Something strange has happened. I’ve actually been to France several times over the past month, and on each visit I’ve been struck not, for once, by a car, but by how politely the French are driving these days. Imagine my frustration. In the old days I could sit down to dinner in the brasserie and rant all night about how dreadful French driving is. Now I’m forced to whitter on about how marvellous the bread is, just like everyone else.

That’s not the end. I’ve been to Spain recently too, and something similar is going on there. Not so long ago driving through Spain was a simple matter of marvelling at the quality of the roads we’ve paid for and swerving around corpses and the wreckage of old Seats, but now it’s all ‘after you, hombre’ and using the indicators. Again, I managed to convince myself that this was the work of British people who keep a small hatchback at their holiday villa, but the fact is that at least one of the drivers I encountered was wearing one of those Don Juan deMarco waistcoats, so he was definitely a Spaniard.

This is terrible. I want to be able to rant with a clear conscience about their fish-thieving, but it’s difficult while they’re all being so bloody nice to me.

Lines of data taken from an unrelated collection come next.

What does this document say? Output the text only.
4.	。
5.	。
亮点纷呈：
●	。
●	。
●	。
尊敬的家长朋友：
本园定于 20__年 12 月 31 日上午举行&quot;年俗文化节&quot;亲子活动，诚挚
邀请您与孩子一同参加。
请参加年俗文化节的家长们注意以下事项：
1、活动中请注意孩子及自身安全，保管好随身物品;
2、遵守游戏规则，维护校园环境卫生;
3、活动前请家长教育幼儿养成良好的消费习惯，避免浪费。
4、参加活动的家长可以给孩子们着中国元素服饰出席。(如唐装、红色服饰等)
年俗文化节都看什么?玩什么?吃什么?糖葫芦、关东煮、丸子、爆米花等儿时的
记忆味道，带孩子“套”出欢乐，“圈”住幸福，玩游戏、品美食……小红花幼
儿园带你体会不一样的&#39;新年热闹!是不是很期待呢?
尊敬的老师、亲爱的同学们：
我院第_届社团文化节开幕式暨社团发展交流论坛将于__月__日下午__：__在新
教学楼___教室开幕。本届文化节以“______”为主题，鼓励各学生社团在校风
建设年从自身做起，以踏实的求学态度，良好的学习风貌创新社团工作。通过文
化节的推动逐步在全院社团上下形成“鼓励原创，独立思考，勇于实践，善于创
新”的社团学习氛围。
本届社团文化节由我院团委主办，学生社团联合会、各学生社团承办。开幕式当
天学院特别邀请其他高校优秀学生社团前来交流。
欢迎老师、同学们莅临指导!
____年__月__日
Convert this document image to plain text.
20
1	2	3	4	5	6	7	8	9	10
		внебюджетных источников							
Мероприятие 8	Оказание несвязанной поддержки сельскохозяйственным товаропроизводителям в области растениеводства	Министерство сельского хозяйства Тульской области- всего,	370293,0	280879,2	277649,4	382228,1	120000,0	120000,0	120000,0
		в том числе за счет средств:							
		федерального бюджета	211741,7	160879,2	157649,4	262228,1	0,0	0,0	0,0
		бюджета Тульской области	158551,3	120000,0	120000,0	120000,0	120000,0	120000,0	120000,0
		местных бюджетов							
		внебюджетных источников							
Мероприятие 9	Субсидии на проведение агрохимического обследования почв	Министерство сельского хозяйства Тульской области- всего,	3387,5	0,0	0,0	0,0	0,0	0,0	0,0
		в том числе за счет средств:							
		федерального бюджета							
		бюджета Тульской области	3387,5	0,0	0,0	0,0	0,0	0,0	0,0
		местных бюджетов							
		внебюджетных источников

I hope to God I never have to go to the Ukraine again. If they turn out to be driving around in a dignified and courteous manner instead of hooning around in broken Volgas while whacked on hooky vodka, my life will be ruined.

Whatever next? Germans driving slowly? Welsh people driving quickly? The Belgians being funny? It’s like waking up one day to discover that Jeremy has become a reasonable, balanced sort of bloke and Richard Hammond doesn’t want a fight. For a few days it would be great, but then I’d want them to go back to being an arse and a pain in the arse respectively and calling me Captain Slow all the time, because I actually prefer them that way.

Forget the constitution, or the currency, or the rules on competition. Just stop this appalling driving reasonableness. It’s destroying Europe.

Vive la différence, as they say in Italy.